To the outsider, all prayerhouses look the same. They aren’t, of course, and many of them use different forms of worship. While there are no sects as such in Judaism, there are various sectlike groupings. There is an implacably severe and a more moderate Orthodoxy. There are “Ashkenazi” and “Sephardic” prayers, and small textual variants in the same prayers.

Very clearly marked is the distinction between so-called enlightened Jews and the cabalists, the followers of various individual wonder-rabbis, each of whom has his own personal group of hasids. The enlightened Jews are not by any means unbelieving. They merely reject any form of mysticism, and their unshakable faith in the miracles related in Scripture remains completely unaffected by the unbelief with which they confront the miracles of contemporary rabbis. For the hasids, however, the wonderrabbi is the intercessor between man and God. The enlightened Jews have no need of any such intercessor. They prefer to do their own advocacy before him, regarding it as a sin to believe in any earthly power capable of anticipating God’s wisdom. And yet many Jews, even if they are not hasids, are unable to resist the wonderful atmosphere that wafts around a rabbi, and unbelieving Jews and even the occasional Christian peasant like to seek out a rabbi for help and solace when they are in difficulties.

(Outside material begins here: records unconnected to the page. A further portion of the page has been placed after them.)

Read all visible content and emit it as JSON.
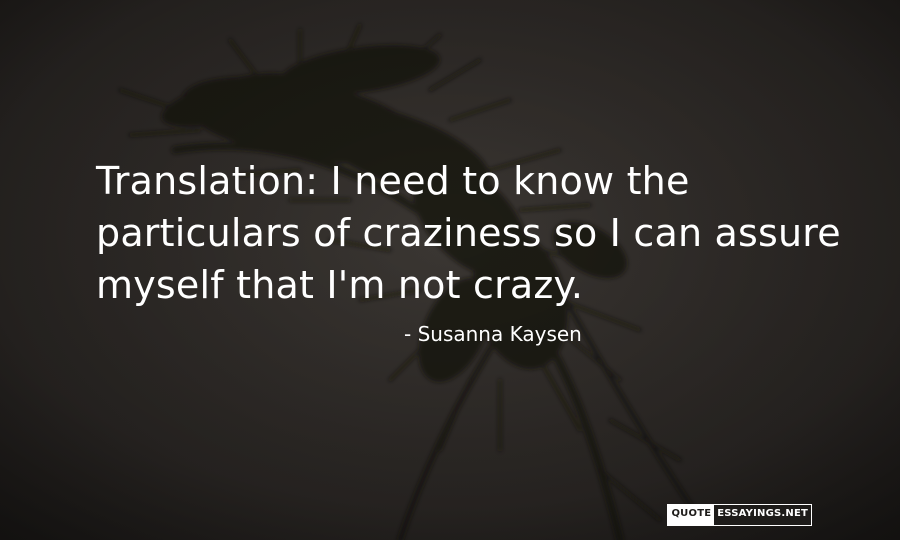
{
  "quote": {
    "lines": [
      "Translation: I need to know the",
      "particulars of craziness so I can assure",
      "myself that I'm not crazy."
    ],
    "author": "- Susanna Kaysen"
  },
  "watermark": {
    "part_a": "QUOTE",
    "part_b": "ESSAYINGS.NET"
  },
  "colors": {
    "background": "#2d2a27",
    "text": "#ffffff",
    "plant": "#15120f"
  }
}
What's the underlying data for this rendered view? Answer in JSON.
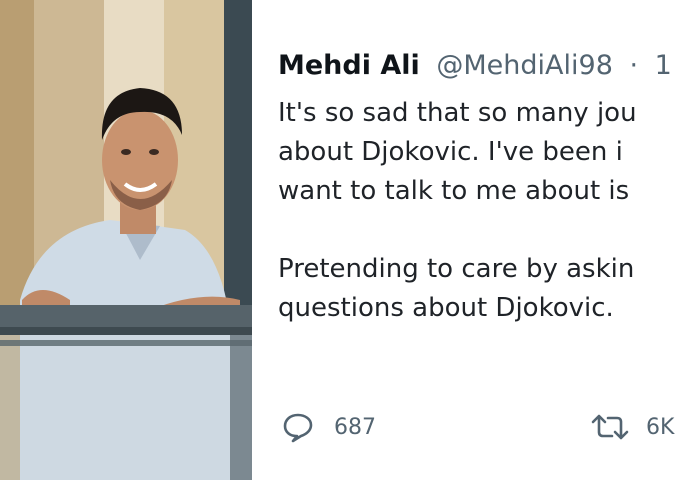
{
  "tweet": {
    "author_name": "Mehdi Ali",
    "author_handle": "@MehdiAli98",
    "separator": "·",
    "time": "1",
    "lines": [
      "It's so sad that so many jou",
      "about Djokovic. I've been i",
      "want to talk to me about is"
    ],
    "lines2": [
      "Pretending to care by askin",
      "questions about Djokovic."
    ],
    "actions": {
      "reply_icon": "reply-icon",
      "reply_count": "687",
      "retweet_icon": "retweet-icon",
      "retweet_count": "6K"
    }
  },
  "photo": {
    "subject": "man on balcony"
  },
  "colors": {
    "text": "#1f2328",
    "secondary": "#536471"
  }
}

To outsiders and enemies, Eastern Jews like to present a united front, or what appears to be a united front. Nothing gets through to the outside world of the zeal with which individual groups fight one another, the hatred and the bitterness with which the supporters of one wonderrabbi assail those of another, or the contempt all devout Jews have for those sons of their tribe who have conformed to the customs and dress of their Christian surroundings. Most devout Jews are unsparing in their condemnation of the man who shaves his beard — the clean-shaven face serving as the visible sign of breaking with the faith. The clean-shaven Jew no longer sports the badge of his people. He attempts, perhaps unconsciously, to ape those happy Christians who are not mocked or persecuted. Though even that isn’t enough for him to escape anti-Semitism. Anyway, it remains the obligation of the Jews to look to God, and not to their fellow man, for some relief of their position. Any form of assimilation, even the most superficial, constitutes flight or attempted flight from the sad society of the persecuted — an attempt to gloss over differences that aren’t so easily gotten rid of.